Albinism is a rare, hereditary and non-degenerative disease consisting of the reduced or lack of production of melanin, the pigment that colours the skin, hair, and eyes. In people with albinism, pigmentation in these areas takes on different shades depending on the amount of melanin in the body. Across Africa, these people are persecuted, discriminated against, and even hunted.

“Everyone thinks I am cursed,” said Cameroonian primary school student Douangni Sandrine. “My family has rejected me. My family does not want to see me. No matter what I do, they ignore it because I am albino. I have no dignity in their eyes.”

The widespread discrimination against albinos in Africa is partially due to the much higher incidence rate. Around one in every 20,000 people worldwide is affected by albinism, but in Africa, the rate is much higher. In Zimbabwe, for example, it is estimated that one in 4,000 people is albino, while in Tanzania this number is closer to one in 1,429. This is because rural tribes have a tendency to move less and have a more isolated genetic pool.

Discrimination is also based in the unsubstantiated beliefs and witchcraft prevalent on the continent. African albinos are the object of derision, verbal aggression, and social discrimination, and are regarded by their families as divine punishment. Fathers often abandon their wives when they give birth to a child with albinism, and sometimes mothers, afraid of the social repercussions and driven to prevent bringing dishonour and disgrace to the family, will abandon or even kill their children if they are born albino.

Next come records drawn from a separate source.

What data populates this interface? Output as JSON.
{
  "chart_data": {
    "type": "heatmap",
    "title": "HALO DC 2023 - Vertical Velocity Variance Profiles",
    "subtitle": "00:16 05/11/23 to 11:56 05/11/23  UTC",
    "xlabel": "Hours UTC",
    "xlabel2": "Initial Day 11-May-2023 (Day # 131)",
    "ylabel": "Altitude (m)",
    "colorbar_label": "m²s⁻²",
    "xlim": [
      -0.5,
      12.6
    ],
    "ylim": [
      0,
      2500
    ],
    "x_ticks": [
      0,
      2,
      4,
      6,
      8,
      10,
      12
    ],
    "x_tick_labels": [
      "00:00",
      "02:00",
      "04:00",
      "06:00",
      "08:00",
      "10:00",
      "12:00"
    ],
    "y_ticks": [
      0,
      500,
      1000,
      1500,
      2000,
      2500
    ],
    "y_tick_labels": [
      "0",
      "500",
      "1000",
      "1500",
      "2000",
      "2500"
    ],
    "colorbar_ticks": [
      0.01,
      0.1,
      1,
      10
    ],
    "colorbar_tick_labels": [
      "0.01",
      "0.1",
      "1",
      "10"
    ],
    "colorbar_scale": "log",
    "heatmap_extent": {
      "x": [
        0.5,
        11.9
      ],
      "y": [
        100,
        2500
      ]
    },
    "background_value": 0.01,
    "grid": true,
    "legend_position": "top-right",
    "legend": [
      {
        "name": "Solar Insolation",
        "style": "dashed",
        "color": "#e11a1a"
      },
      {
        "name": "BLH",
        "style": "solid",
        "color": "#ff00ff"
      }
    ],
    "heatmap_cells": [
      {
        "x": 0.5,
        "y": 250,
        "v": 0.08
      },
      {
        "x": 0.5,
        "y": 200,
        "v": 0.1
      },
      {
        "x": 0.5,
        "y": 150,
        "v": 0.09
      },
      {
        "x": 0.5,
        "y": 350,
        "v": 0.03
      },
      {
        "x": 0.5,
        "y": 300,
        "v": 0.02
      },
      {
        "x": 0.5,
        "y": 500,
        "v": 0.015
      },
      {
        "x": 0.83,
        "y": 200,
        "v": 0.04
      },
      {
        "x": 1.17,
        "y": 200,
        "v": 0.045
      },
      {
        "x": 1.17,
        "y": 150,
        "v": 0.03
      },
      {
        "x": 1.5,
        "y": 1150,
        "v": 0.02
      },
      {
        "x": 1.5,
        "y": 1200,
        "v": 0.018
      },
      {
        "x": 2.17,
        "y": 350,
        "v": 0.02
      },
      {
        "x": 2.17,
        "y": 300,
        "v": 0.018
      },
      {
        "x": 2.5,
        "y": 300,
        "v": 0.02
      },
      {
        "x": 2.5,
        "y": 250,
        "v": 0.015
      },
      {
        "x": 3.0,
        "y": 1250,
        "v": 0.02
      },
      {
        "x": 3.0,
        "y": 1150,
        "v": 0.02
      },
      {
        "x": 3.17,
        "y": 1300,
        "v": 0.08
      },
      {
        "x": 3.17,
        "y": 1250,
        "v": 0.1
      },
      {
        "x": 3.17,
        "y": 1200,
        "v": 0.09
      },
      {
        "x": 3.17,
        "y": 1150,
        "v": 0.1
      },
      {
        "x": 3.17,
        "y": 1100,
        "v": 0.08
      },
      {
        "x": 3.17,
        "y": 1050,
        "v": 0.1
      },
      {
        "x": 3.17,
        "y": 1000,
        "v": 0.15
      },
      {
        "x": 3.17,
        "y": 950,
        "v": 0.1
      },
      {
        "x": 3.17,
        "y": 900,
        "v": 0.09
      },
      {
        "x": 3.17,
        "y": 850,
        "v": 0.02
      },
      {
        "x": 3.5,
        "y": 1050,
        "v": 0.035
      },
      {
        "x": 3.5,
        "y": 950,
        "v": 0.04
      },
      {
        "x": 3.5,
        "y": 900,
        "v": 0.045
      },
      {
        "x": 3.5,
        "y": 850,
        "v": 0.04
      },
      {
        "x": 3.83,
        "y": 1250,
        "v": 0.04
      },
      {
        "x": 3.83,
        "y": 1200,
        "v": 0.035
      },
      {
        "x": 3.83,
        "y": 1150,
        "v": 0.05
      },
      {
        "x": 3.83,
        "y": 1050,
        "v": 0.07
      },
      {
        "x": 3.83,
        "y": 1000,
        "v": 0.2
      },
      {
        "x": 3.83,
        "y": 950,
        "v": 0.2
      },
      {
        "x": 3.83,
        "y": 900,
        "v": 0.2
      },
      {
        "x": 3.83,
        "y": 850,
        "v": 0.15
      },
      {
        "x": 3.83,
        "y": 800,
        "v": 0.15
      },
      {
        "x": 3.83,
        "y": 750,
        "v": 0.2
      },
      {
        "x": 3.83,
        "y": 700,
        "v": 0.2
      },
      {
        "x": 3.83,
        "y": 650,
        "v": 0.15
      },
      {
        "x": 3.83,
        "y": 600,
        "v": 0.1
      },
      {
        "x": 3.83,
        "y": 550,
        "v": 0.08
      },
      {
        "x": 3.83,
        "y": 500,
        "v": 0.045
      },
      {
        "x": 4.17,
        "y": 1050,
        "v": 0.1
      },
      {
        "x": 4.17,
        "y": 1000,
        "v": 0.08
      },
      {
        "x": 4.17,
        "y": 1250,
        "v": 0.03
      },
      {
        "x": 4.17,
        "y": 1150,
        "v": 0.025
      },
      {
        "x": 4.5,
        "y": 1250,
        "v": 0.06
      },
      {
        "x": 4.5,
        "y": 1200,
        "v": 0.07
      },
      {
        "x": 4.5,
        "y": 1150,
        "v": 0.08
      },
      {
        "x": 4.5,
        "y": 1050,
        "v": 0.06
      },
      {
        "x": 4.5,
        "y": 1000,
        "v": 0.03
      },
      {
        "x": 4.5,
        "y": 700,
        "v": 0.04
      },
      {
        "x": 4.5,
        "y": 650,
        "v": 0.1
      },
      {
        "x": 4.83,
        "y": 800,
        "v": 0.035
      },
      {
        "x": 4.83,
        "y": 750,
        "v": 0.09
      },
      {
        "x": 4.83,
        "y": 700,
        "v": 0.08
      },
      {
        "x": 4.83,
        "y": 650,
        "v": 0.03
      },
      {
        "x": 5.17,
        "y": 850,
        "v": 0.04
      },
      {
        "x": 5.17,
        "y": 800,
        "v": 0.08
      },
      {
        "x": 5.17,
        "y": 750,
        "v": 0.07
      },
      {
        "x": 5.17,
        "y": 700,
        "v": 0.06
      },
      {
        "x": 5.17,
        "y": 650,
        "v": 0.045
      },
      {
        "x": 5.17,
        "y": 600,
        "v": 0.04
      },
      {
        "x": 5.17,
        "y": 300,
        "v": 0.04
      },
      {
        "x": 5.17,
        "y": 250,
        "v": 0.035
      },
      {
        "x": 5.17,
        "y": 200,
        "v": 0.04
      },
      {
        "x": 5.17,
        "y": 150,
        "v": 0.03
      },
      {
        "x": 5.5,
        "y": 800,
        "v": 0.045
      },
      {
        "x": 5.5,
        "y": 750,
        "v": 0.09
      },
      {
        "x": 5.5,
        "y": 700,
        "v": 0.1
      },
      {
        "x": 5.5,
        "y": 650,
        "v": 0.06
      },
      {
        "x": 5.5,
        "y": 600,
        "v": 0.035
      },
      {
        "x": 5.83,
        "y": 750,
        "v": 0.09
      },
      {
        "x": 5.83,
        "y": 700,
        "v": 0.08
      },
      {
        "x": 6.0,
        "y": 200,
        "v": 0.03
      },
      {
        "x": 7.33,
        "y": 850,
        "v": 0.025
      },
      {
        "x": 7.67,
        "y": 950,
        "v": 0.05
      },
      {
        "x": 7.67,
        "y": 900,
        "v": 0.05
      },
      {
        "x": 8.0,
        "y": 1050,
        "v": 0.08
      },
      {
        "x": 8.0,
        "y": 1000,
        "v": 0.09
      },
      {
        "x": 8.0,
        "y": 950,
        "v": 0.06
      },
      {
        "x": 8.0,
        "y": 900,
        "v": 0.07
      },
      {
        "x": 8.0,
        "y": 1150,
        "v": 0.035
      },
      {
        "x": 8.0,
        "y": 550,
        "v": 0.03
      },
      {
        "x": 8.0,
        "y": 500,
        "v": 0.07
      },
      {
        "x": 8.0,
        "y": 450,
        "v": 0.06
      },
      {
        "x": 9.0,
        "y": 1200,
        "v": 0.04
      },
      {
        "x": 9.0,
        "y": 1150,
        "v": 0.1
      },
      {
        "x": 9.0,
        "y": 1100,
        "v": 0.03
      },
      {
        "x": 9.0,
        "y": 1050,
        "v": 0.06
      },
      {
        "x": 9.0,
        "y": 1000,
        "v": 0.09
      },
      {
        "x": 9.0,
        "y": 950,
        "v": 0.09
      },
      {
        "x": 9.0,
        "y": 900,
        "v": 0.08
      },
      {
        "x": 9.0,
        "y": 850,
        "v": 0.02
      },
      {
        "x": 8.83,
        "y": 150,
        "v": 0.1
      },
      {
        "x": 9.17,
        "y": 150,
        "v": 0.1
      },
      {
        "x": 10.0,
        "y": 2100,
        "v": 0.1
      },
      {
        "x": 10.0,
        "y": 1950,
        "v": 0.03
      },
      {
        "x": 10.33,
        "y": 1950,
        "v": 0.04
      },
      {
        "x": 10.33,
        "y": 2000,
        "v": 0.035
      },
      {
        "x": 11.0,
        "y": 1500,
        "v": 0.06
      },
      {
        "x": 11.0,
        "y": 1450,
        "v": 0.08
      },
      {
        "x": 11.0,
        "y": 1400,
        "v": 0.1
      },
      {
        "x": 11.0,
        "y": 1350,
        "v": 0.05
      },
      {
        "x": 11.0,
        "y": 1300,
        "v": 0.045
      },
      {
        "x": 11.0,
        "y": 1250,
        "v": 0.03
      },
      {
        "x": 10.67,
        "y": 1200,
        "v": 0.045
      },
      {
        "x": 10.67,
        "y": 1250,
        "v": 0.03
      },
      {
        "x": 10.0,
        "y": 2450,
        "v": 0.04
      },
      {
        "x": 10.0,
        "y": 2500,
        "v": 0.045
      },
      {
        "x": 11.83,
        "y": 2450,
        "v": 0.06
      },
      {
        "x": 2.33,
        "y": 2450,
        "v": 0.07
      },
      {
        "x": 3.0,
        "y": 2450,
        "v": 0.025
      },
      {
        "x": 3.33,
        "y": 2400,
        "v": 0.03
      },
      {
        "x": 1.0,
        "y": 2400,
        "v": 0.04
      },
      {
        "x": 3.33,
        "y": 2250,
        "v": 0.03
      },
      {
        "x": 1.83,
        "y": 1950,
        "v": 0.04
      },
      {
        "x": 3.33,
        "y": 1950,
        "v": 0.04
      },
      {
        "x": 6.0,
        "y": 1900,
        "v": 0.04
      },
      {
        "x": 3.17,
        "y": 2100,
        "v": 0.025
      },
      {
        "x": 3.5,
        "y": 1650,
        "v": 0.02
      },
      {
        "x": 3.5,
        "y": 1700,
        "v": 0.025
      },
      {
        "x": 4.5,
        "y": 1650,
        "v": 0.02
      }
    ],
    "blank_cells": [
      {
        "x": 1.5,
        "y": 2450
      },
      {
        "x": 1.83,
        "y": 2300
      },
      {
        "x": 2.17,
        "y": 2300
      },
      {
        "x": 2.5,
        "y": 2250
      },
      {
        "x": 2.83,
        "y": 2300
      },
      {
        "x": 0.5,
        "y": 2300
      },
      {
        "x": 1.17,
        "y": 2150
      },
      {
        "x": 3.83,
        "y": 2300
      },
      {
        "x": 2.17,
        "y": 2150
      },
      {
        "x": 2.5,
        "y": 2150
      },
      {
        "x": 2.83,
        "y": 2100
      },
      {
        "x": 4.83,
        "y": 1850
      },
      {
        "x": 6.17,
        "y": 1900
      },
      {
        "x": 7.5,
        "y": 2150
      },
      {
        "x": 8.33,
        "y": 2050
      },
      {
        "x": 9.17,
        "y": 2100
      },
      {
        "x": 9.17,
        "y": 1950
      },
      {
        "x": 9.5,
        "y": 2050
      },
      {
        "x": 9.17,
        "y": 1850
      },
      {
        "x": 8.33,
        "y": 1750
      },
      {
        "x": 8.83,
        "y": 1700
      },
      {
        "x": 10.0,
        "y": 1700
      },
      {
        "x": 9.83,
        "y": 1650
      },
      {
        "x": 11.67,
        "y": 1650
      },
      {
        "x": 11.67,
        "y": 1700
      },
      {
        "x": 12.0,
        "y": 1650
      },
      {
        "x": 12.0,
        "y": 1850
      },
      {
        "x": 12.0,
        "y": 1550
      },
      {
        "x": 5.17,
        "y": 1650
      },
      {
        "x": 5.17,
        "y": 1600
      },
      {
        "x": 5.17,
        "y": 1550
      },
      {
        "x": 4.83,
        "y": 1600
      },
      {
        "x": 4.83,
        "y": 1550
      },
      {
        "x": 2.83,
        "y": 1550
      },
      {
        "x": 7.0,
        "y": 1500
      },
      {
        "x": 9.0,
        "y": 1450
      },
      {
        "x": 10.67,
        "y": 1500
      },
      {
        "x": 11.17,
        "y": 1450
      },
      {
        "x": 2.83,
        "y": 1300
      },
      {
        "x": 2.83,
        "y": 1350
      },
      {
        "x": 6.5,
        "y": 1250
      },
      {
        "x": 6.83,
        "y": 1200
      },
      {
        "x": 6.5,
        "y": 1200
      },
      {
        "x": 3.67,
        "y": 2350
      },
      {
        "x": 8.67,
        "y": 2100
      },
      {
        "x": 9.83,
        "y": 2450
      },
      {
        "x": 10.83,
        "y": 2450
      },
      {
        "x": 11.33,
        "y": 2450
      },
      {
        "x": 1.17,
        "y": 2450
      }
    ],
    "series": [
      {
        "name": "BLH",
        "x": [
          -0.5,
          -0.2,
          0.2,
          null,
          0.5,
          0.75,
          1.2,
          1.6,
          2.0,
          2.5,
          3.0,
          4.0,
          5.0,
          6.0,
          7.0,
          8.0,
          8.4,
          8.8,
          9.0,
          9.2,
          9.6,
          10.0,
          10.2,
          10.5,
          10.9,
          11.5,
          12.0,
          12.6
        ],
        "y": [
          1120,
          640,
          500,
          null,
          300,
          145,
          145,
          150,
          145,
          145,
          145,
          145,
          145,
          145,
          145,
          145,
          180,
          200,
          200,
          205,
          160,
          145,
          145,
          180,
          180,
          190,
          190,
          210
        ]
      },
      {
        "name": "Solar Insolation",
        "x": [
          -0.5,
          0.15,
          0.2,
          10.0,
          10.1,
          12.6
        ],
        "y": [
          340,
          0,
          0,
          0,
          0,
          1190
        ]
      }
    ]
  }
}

In some areas of sub-Saharan Africa, albinos suffer tremendous persecution, are considered the bearers of bad luck, and are called zeru zeru in Swahili, or “ghost people.” In other areas, however, the spread of sorcerers and healers has propagated myths such as the superstition that people with albinism are endowed with magical powers, with body parts that would bring good luck and success. Therefore, these people are, on the one hand, killed and tortured because they are considered bearers of bad luck – from 2014 to 2019, 150 people with albinism were reported killed just in Malawi – and on the other hand, are simultaneously mutilated or raped (because of the belief that sexual intercourse with a woman with albinism can cure sexually transmitted diseases such as A.I.D.S.). Kakmeni Wembou Raphael, head of the Cameroon Association for the Promotion of the Albino, told Anadolu Agency that albino children grow up fearing the discrimination and kidnappings that are very common in Cameroon. Kidnapped albinos can be sold on the black market for 15 to 30 dollars.

Attacks on people with albinism have decreased in recent years, and protections have minorly improved. Attendees at the January 2018 African Union Summit held in Addis Ababa supplemented the 1981 African Charter on Human and Peoples’ Rights by adopting a new Protocol on the Rights of Persons with Disabilities, requiring states which have signed it to eliminate any violation of disabled people’s rights, and for the first time, 12 people were convicted for the murder of a boy with albinism on April 29^th, 2022. (22-year-old MacDonald Masambuka disappeared from Nakawa village on March 9^th, 2018, after going to a friend’s shop to buy a mat. His body was found just less than a month later.)

Still, people with albinism remain in fear. But this conviction unfortunately did not stop the murders. A few months after the murder conviction, in November 2022, a three-year-old girl was killed in the village of Mawawa Tadala Chirwa while sleeping with her grandmother.

The situation for African albinos remains perilous. More must be done to protect these people’s rights and safety.